Perjalanan hidup menuju kebahagiaan dimulai dari memusatkan perhatian pada hal yang bisa kita kontrol dan membiarkan alam semesta menentukan hasilnya. Melalui cara ini, kamu akan melihat dunia dengan perspektif yang berbeda.

Kali ini saya akan membahas buku How to be a Stoic karya Massimo Pigliucci. Buku ini membahas soal filosofi kuno dari Yunani yang secara fundamental masih relevan dengan kehidupan masa kini. Mungkin kita sering bertanya, bagaimana cara untuk hidup lebih baik? Bagaimana kita memperlakukan orang lain, berhubungan dengan teman, tetangga, dan sebagainya?
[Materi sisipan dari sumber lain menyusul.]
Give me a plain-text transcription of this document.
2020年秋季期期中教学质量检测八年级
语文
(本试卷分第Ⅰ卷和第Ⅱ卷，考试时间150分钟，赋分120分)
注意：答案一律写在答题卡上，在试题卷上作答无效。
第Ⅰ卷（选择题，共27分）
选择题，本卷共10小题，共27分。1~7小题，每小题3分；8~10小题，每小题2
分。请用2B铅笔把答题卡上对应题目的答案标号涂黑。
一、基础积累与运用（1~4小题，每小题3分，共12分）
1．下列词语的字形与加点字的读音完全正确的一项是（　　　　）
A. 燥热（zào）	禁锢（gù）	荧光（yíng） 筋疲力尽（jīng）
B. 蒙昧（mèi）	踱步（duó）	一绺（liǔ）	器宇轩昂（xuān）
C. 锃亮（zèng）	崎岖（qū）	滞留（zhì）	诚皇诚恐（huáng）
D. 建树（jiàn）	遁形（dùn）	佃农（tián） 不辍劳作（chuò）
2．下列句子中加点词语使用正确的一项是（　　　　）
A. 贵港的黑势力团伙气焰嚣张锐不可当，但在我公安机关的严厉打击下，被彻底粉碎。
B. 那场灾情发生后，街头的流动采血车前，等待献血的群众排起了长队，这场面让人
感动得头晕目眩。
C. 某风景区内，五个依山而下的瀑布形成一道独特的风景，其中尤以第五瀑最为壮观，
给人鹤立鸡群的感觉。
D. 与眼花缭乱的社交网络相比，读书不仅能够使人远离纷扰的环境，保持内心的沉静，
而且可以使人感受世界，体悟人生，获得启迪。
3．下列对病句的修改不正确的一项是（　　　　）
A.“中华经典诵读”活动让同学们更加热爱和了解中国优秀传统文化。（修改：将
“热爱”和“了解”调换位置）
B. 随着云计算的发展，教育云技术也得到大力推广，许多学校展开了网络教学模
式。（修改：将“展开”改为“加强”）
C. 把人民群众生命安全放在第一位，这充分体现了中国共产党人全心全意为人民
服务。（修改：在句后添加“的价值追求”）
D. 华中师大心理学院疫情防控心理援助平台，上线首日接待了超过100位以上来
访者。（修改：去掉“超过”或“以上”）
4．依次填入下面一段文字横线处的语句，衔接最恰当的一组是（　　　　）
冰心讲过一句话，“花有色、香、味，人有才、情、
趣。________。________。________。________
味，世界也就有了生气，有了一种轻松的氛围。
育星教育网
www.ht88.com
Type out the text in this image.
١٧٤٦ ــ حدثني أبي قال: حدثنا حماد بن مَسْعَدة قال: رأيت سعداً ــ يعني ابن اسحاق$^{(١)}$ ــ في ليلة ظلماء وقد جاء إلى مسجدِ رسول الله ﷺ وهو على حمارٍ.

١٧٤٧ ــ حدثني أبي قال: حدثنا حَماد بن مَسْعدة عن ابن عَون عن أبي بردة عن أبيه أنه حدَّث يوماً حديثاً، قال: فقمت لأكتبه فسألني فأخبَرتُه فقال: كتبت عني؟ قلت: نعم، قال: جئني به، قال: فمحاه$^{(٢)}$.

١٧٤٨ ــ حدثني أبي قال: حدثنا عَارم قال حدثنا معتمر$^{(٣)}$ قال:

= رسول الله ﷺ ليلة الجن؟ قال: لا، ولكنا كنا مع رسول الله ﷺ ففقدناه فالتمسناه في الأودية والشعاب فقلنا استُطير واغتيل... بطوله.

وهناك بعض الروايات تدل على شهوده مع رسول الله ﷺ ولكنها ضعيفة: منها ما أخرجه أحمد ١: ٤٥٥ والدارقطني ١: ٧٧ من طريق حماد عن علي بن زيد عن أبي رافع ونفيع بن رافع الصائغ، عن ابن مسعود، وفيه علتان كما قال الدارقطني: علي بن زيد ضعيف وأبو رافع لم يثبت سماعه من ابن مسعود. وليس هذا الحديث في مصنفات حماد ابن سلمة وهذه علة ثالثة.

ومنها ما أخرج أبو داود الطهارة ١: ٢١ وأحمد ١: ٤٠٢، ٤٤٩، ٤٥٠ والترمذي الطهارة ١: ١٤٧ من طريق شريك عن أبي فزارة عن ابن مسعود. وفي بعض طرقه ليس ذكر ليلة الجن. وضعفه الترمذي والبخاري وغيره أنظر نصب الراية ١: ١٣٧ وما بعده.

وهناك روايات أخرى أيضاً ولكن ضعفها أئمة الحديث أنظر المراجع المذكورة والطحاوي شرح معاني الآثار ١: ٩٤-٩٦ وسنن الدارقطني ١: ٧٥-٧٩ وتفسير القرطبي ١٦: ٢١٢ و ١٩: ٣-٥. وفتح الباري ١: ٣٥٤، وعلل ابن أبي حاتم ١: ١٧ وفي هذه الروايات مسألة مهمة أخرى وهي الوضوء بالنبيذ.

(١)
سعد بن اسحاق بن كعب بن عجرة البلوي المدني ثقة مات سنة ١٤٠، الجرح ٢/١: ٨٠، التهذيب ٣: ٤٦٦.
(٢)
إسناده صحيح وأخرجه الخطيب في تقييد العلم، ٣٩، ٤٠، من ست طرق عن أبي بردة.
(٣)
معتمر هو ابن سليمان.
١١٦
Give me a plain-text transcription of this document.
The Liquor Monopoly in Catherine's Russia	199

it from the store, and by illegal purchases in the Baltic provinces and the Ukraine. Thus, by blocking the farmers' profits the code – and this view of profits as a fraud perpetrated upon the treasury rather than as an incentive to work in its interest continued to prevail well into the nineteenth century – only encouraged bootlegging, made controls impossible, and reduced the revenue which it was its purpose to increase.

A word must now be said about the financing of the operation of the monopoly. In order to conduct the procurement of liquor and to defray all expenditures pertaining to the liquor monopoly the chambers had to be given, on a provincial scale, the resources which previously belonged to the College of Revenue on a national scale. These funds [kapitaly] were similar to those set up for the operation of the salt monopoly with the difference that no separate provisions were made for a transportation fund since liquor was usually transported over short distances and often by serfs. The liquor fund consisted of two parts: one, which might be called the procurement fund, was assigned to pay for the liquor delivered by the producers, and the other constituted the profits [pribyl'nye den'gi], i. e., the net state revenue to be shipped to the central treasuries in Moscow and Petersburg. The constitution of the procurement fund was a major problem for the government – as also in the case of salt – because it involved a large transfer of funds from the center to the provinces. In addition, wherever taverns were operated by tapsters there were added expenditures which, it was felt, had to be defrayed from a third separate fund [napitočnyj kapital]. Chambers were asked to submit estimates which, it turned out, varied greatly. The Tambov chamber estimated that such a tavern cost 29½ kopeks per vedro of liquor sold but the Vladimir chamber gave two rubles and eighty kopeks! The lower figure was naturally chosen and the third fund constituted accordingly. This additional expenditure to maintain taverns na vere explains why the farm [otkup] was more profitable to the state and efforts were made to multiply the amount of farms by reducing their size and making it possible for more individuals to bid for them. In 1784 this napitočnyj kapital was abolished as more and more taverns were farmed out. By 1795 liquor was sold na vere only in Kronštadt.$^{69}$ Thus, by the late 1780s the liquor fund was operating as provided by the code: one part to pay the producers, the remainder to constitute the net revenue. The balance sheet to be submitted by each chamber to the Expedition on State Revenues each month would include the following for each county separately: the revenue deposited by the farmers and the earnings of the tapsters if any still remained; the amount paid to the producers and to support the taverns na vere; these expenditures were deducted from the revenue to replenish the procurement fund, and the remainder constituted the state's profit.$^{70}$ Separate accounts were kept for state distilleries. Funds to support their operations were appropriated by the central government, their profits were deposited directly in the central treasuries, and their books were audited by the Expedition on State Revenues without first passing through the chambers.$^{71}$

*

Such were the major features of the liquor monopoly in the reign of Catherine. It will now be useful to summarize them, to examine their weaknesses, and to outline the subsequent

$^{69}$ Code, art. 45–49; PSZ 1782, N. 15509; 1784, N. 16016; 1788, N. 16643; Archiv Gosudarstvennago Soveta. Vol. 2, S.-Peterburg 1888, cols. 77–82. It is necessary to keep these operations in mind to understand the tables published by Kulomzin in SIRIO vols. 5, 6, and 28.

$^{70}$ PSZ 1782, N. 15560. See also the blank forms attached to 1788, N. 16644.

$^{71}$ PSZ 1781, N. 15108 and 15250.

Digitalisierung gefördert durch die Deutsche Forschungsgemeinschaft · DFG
Bagaimana kita bisa menghadapi kematian? Ini merupakan pertanyaan yang cukup dalam dan berbicara soal eksistensi manusia dan hubungannya dengan sesama. Ajaran Stoik terkenal karena sangat relatable untuk dipraktekkan dan dipahami sebagai sebuah misi untuk pencarian hidup yang bahagia dan bermakna. Untuk bisa merasakan manfaatnya, tidak ada cara lain selain mempraktekkannya secara langsung.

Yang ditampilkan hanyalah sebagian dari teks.